Segundo o pesquisador Alexandre Cardoso, da Embrapa Agroenergia, esse é o ponto mais crítico do sistema, com impactos adicionais sobre água e ecossistemas.
Hidrogênio renovável pode reduzir emissões em até 94%
Um dos principais achados do estudo é o papel do hidrogênio na produção do SAF.
Quando o hidrogênio fóssil é substituído por hidrogênio verde, produzido a partir de fontes como energia solar e eólica, as emissões da etapa industrial podem cair entre 86% e 94%.
Esse fator reforça a importância da integração entre bioenergia e energia renovável para ampliar a eficiência climática do combustível.

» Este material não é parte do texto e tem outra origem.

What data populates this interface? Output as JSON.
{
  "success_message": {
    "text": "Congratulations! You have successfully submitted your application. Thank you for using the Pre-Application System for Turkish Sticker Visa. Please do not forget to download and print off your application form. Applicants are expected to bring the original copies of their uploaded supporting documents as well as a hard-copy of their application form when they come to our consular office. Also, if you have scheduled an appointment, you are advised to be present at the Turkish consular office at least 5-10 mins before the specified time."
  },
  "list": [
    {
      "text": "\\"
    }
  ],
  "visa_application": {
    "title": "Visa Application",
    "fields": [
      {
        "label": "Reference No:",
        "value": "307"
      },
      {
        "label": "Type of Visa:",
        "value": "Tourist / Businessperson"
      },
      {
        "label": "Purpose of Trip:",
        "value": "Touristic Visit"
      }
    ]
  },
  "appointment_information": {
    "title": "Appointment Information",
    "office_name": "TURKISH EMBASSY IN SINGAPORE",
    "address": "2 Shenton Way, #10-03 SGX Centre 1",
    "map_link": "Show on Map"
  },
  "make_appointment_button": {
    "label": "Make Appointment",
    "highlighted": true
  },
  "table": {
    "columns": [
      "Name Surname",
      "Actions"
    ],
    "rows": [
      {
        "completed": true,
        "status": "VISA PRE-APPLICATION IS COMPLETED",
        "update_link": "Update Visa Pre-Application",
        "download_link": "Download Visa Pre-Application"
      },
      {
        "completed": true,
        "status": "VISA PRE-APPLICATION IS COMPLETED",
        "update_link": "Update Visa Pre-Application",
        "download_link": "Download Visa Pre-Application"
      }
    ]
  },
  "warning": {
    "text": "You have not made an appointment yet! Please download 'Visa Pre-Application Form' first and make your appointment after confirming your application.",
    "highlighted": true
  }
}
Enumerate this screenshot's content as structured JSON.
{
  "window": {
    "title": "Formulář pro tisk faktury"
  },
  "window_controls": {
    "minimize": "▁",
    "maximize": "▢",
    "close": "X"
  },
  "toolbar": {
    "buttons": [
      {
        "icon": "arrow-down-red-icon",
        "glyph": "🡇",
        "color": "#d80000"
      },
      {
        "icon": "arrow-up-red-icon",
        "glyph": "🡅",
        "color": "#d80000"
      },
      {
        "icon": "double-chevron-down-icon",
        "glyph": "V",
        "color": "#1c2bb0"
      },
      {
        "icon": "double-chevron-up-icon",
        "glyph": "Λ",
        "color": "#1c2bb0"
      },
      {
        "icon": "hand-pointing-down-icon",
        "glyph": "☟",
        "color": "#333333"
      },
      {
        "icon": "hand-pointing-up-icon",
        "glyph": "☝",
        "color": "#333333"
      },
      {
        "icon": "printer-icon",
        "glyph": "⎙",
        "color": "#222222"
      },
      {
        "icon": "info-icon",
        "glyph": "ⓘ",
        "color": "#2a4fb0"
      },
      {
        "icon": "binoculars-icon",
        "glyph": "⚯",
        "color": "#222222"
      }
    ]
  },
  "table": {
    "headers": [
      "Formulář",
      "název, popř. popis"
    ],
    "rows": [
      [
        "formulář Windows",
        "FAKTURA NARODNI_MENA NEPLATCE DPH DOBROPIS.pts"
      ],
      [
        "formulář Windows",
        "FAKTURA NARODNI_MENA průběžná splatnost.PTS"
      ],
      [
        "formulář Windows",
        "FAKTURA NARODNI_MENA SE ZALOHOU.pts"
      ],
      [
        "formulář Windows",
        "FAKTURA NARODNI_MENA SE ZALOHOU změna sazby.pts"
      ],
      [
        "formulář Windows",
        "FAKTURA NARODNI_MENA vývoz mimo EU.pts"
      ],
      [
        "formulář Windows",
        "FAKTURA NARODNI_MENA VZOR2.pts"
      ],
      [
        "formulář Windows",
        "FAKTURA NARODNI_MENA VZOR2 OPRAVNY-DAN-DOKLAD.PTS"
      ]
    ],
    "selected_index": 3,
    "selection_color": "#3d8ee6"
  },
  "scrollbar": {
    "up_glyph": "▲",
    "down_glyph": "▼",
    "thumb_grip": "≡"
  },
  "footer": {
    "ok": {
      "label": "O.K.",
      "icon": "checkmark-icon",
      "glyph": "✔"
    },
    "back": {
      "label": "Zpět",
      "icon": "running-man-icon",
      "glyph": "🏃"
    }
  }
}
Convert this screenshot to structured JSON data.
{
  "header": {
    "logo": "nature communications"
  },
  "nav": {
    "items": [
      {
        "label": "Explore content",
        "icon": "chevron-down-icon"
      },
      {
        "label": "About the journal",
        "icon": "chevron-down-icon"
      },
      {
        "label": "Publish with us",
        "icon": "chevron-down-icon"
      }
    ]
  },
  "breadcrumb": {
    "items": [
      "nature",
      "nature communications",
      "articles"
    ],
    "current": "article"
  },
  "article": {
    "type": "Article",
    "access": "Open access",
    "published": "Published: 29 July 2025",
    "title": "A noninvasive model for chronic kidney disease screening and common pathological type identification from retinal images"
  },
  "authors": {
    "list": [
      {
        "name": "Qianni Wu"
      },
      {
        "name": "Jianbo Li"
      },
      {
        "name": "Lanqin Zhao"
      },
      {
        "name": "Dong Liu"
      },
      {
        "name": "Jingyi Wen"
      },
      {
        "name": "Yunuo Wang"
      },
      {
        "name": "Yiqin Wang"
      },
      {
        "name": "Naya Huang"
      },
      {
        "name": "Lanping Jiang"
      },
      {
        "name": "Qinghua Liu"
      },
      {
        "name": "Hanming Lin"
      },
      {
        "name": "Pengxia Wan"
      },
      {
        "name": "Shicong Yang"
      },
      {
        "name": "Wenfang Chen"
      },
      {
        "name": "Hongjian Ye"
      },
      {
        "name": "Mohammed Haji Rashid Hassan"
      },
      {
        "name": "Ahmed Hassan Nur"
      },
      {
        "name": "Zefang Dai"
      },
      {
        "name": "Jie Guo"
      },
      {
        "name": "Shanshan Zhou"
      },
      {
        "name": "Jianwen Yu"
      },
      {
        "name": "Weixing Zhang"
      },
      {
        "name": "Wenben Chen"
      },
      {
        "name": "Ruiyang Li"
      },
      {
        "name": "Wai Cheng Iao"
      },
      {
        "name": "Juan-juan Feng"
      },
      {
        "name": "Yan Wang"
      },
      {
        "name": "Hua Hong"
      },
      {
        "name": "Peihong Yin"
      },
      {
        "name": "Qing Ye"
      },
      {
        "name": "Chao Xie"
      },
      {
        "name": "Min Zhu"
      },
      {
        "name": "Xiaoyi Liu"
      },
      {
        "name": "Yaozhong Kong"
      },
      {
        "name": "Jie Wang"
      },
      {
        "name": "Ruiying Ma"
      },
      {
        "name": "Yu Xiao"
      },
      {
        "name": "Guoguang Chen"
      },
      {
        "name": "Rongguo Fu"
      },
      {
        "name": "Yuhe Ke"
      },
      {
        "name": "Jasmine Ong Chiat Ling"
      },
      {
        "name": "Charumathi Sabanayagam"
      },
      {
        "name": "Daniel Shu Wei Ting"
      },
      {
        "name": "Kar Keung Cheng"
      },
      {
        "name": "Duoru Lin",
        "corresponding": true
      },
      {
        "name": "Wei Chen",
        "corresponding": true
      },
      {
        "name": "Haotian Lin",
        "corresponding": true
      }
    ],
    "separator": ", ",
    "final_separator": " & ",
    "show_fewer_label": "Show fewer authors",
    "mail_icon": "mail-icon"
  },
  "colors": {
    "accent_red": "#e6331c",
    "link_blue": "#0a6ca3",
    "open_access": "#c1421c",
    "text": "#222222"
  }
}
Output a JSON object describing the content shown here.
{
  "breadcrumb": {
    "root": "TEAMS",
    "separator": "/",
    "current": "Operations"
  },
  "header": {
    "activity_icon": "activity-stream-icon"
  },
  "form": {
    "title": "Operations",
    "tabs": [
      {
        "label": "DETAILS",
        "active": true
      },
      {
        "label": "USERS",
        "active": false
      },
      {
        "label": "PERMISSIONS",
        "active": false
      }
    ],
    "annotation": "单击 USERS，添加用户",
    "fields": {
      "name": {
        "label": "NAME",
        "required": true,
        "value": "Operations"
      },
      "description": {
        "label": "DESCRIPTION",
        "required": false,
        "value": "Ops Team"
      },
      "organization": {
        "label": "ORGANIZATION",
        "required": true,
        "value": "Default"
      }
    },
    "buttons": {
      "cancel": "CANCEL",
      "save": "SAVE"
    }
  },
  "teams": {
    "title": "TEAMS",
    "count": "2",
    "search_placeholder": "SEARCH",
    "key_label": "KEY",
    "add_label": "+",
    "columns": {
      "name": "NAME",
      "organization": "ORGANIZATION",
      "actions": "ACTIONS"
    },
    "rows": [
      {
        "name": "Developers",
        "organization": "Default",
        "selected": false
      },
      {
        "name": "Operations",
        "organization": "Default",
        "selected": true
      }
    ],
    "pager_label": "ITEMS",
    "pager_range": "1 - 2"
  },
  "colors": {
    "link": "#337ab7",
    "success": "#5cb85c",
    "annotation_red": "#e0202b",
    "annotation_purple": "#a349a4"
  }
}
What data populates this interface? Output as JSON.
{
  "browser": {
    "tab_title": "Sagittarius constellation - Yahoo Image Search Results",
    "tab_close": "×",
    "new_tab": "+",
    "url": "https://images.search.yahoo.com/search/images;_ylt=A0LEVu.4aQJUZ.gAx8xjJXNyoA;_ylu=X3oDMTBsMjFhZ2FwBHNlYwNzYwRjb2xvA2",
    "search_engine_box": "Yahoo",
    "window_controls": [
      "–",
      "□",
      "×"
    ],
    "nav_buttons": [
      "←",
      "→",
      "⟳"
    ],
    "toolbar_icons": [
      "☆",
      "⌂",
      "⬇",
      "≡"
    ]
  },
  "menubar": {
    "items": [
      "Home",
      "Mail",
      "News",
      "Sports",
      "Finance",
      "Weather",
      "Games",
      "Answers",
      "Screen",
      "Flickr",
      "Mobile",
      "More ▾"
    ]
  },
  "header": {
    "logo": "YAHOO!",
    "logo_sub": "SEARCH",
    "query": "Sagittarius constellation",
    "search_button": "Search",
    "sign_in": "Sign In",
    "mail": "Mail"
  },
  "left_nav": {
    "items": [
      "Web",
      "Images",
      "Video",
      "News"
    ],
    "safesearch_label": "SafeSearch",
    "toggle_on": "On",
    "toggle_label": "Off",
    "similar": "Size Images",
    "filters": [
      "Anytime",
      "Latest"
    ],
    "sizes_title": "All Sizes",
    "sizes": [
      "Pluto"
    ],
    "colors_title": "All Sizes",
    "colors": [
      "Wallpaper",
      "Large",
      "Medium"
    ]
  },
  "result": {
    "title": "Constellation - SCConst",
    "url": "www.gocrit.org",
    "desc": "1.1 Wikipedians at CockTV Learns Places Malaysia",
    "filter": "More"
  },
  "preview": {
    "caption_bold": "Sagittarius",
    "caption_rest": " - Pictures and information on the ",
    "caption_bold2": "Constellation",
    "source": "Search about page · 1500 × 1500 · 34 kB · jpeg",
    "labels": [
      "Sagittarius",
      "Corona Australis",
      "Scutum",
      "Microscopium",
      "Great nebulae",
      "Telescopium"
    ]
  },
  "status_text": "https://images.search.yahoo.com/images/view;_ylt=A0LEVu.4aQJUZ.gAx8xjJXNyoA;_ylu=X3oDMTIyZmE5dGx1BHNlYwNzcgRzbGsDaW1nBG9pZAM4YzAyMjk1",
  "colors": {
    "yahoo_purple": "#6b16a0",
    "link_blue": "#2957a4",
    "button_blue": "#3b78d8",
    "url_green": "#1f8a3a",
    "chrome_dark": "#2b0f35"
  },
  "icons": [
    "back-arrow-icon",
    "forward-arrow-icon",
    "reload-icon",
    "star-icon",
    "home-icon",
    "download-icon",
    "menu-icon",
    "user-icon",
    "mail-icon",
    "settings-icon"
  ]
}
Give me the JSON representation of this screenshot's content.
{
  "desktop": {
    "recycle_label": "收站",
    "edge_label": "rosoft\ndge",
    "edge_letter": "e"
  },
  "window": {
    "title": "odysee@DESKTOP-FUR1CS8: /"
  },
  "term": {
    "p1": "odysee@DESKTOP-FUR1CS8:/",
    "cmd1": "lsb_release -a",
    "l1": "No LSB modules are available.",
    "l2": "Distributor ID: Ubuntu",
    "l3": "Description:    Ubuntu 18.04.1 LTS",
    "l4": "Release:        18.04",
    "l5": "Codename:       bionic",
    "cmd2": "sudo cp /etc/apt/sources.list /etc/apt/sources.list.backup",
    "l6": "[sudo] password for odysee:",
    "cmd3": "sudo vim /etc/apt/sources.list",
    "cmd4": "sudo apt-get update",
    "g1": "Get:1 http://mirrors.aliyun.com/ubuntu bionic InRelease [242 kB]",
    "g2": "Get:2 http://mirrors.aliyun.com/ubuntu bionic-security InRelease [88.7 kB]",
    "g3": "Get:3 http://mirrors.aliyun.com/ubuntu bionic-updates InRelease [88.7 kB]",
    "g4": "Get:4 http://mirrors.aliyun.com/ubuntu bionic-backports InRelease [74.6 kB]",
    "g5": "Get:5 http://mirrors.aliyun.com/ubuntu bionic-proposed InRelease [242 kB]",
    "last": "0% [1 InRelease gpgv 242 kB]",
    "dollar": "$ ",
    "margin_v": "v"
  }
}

Canola de segunda safra melhora sustentabilidade no Brasil
No Brasil, a canola é cultivada majoritariamente como segunda safra, em rotação com a soja, o que melhora o aproveitamento de áreas agrícolas já existentes.
Segundo o pesquisador Bruno Laviola, da Embrapa Agroenergia, essa característica reduz a competição por terra e melhora o desempenho ambiental do cultivo em comparação a regiões onde a cultura é plantada como safra principal.
O estudo, no entanto, não considerou emissões de mudança indireta no uso da terra (iLUC), apontadas como tema para pesquisas futuras.
Implicações para políticas públicas e certificação ambiental
Os resultados reforçam a importância de instrumentos regulatórios para expansão sustentável do SAF no Brasil.
Atualmente, a canola ainda não está incluída na rota HEFA do RenovaCalc, ferramenta usada para certificação de intensidade de carbono e geração de Créditos de Descarbonização (CBIOs) dentro do RenovaBio.
A inclusão da cultura pode ampliar o portfólio de matérias-primas certificáveis e melhorar a representatividade da agricultura nacional no sistema.
Sustentabilidade vai além da redução de carbono
O estudo destaca que a avaliação ambiental do SAF deve considerar não apenas emissões de carbono, mas também impactos sobre solo, água e ecossistemas.
Pesquisadores apontam que a sustentabilidade do combustível depende da combinação entre:
- Melhores práticas agrícolas
- Uso eficiente de fertilizantes
- Integração com energia renovável
- Avanços industriais
Para os autores, o Brasil reúne condições favoráveis para integrar produção agrícola e energia limpa, ampliando o potencial climático do SAF e fortalecendo sua posição na transição energética global.